Si el ladrón fuere juzgado en una democracia, su condena sería puesta a votación popular y, si la mayoría vota que lo ahorquen, eso se hará. La voz de la mayoría es la ley. Si, por el contrario, el ladrón vive en una república, una vez capturado se le llevara a un juez y será sometido a un juicio en el que puede haber jurados, y donde se aplica la ley: la sentencia estará predeterminada y seguramente no será el ahorcarlo si se le juzga culpable.

No es una diferencia pequeña. Veamos la diferencia entre democracia y república parte por parte. El principio central de la democracia es la mayoría. La mayoría tiene la razón y ejerce su voluntad. Todo el énfasis está en la expresión de la voluntad del pueblo, de la mayoría, de lo que diga los más numerosos. Es un sistema altamente dependiente de una opinión pública ilustrada y razonable (esa que no votaría por ahorcar al ladrón).El principio central de la república es la ley, generalmente una constitución o carta magna nacional. En ella se establecen las grandes normas que regirán al país y desde las que se crean leyes más detalladas. Hay procesos de elección y votaciones, igual que en la democracia, pero el gran énfasis está en la gran ley primera.
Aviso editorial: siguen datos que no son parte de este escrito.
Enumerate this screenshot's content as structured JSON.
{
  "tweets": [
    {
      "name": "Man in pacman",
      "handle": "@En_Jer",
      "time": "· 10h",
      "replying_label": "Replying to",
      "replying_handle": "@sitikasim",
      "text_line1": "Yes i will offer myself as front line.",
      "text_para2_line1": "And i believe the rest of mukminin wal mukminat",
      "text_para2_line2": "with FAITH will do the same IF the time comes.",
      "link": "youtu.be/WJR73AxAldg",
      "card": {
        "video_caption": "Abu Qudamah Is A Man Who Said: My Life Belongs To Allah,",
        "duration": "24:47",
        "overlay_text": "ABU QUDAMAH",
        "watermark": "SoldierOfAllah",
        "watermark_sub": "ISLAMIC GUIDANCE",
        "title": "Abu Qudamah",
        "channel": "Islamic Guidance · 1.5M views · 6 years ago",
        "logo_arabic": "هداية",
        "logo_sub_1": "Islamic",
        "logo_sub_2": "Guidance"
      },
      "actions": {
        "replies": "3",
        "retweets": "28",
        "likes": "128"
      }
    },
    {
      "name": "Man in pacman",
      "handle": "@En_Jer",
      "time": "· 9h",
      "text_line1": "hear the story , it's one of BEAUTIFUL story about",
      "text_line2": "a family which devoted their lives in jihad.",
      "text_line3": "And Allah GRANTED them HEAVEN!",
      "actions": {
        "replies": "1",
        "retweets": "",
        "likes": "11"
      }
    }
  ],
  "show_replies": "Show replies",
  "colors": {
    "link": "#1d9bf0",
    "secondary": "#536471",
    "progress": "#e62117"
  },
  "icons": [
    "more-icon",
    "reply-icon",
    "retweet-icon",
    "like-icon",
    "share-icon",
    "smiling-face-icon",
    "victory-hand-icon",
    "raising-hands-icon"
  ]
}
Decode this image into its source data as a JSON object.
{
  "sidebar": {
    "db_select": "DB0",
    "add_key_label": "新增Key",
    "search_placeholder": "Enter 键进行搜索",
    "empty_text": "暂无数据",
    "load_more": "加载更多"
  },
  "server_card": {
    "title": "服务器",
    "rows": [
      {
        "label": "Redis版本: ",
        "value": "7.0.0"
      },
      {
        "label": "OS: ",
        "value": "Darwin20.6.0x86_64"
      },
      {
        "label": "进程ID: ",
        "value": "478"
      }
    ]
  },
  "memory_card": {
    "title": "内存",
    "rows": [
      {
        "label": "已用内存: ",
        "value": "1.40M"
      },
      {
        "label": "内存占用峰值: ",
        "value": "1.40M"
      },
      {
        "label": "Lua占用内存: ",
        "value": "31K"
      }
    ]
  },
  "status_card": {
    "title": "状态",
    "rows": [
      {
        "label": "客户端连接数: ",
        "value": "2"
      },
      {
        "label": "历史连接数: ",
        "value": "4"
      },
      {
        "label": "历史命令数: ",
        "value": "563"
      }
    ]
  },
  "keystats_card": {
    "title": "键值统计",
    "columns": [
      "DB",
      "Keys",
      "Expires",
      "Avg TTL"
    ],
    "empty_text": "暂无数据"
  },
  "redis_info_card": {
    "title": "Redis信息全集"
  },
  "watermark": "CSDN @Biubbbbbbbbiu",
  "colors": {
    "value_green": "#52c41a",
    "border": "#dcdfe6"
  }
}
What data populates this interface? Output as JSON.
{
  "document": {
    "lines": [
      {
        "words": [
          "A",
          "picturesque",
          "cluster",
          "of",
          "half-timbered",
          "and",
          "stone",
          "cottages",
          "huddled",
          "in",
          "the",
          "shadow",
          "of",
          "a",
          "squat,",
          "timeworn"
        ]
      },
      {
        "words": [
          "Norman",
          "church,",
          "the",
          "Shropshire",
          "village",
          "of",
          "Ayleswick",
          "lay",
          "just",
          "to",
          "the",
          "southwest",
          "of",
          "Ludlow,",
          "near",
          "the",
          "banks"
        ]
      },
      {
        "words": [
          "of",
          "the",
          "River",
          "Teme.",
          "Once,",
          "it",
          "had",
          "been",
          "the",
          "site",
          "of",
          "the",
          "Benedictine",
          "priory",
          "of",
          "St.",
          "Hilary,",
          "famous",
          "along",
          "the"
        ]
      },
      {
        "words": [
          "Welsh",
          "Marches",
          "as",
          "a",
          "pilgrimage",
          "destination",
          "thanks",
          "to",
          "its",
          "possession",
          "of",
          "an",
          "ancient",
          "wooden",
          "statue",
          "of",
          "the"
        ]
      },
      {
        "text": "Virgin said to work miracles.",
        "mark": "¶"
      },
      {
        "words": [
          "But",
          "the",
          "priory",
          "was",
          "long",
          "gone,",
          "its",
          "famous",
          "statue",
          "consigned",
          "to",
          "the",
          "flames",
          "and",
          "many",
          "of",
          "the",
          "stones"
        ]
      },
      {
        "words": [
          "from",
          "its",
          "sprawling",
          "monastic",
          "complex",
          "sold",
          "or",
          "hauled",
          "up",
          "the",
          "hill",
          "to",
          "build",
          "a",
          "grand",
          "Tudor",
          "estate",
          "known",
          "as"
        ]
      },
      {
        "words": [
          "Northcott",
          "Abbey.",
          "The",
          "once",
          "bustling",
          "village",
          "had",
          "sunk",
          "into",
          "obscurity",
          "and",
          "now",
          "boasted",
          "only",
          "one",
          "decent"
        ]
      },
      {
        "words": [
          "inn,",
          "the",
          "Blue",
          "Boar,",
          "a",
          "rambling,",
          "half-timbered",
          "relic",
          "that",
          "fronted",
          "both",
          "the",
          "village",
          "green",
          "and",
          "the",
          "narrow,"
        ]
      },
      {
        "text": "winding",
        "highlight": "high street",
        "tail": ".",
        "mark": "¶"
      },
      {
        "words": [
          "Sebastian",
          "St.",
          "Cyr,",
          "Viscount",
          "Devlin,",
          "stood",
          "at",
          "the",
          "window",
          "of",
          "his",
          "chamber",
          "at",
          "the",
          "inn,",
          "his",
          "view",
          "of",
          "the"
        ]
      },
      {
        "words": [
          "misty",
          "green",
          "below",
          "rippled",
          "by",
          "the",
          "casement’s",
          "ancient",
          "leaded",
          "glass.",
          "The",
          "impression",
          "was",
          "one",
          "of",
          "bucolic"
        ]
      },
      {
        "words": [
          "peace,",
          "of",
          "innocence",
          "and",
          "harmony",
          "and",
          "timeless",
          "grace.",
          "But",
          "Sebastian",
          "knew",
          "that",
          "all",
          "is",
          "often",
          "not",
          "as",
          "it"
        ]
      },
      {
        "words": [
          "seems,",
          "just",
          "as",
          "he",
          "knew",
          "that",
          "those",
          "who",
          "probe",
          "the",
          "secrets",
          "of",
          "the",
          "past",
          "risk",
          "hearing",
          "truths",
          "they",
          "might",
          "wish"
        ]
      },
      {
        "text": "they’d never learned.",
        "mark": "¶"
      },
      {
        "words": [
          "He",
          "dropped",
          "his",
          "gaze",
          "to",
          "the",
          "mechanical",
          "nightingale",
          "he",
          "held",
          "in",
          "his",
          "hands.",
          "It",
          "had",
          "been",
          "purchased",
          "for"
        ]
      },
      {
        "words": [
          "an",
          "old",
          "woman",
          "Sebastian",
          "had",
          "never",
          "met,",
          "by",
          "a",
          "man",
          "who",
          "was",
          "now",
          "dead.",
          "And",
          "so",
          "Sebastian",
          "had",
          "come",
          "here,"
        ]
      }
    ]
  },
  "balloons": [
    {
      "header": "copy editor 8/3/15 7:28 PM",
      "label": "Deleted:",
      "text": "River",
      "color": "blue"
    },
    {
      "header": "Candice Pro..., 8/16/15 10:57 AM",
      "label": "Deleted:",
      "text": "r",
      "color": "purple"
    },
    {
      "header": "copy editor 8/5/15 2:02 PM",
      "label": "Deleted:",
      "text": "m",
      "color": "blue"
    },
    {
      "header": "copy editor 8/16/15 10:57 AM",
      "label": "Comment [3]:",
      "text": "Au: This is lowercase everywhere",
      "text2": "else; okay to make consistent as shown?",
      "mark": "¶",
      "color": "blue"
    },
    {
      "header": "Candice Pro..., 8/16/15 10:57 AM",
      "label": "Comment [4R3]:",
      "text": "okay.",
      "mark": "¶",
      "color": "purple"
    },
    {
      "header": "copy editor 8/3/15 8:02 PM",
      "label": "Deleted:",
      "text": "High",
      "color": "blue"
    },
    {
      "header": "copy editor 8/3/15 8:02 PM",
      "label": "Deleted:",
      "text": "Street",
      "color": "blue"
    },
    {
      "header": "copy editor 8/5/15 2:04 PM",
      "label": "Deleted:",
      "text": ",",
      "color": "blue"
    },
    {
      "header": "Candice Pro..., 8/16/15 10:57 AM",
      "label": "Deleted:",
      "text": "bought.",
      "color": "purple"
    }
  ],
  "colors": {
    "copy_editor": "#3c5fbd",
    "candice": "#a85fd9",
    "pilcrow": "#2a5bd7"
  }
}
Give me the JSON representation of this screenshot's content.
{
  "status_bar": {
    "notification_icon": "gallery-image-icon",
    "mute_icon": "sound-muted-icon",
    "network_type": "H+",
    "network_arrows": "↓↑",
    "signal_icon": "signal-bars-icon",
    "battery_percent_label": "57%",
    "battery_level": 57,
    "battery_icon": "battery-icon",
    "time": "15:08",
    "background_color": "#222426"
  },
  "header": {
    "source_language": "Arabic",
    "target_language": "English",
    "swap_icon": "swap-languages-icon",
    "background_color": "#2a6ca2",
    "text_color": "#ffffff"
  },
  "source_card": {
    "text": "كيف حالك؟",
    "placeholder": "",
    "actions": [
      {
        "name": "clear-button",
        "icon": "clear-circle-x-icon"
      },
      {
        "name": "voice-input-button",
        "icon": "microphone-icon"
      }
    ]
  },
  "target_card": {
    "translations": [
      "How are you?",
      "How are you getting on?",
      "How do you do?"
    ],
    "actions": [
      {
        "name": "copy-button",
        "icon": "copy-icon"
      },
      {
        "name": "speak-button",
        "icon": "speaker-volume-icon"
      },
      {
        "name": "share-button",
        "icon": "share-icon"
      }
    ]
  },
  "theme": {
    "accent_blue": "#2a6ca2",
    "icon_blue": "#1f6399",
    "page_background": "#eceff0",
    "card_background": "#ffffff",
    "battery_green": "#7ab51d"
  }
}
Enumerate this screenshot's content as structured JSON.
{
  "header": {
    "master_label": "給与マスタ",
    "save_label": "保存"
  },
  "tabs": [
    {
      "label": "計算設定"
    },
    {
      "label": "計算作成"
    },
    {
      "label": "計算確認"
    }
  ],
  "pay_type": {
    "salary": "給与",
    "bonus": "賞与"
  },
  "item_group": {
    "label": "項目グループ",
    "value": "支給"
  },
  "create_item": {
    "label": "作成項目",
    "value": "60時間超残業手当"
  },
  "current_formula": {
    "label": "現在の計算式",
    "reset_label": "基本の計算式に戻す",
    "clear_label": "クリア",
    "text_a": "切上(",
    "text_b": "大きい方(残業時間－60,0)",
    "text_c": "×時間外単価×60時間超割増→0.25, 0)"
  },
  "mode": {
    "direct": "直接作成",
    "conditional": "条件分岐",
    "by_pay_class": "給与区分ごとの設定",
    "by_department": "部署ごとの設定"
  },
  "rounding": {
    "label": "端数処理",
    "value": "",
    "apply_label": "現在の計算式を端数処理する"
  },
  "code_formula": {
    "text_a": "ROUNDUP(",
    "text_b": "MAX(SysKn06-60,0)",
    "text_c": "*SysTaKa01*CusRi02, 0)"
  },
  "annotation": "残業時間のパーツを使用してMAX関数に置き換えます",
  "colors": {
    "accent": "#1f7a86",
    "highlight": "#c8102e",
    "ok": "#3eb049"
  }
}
Por eso la mente republicana es, en cierto sentido, temerosa de las mayorías en quienes no confía totalmente. Consecuentemente se prefiere el imperio de la ley, el estado de derecho que emana de la gran ley superior aprobada por una mayoría de personas selectas, no por mayoría general ciudadana. Tiene su punto válido. No hay garantía razonable que impida que la mayoría vote por algo irracional e injusto.

Es decir, en resumen, una república es un sistema político que siendo democrático contiene frenos y limitaciones a la voluntad mayoritaria y que están contenidas en la gran ley general, de la que surgen el resto de las leyes. Es una buena idea. El miedo a las mayorías está bien justificado. Una democracia en la que la gran ley no existe o se ignora llegará eventualmente a un régimen de abuso de poder e injusticia: el gobernante se legitimará con el respaldo mayoritario, real o imaginario, y gobernará de acuerdo con lo que él piense que quiere la mayoría (y que coincidirá lo que a él le dé más poder).

Por eso se hace menester  rescatar la República en el Perú; secuestrada hoy por aventureros he improvisados, seducidos por el poder, por eslizones y lagartijas de la fauna morada, roja y variopinta que pretende ser una clase política,  y por una ciudadanía  indolente y desinformada, sin compromiso  ni visión de futuro.

Fuente.- Leonardo Girondella Mora y Eduardo García Gaspar.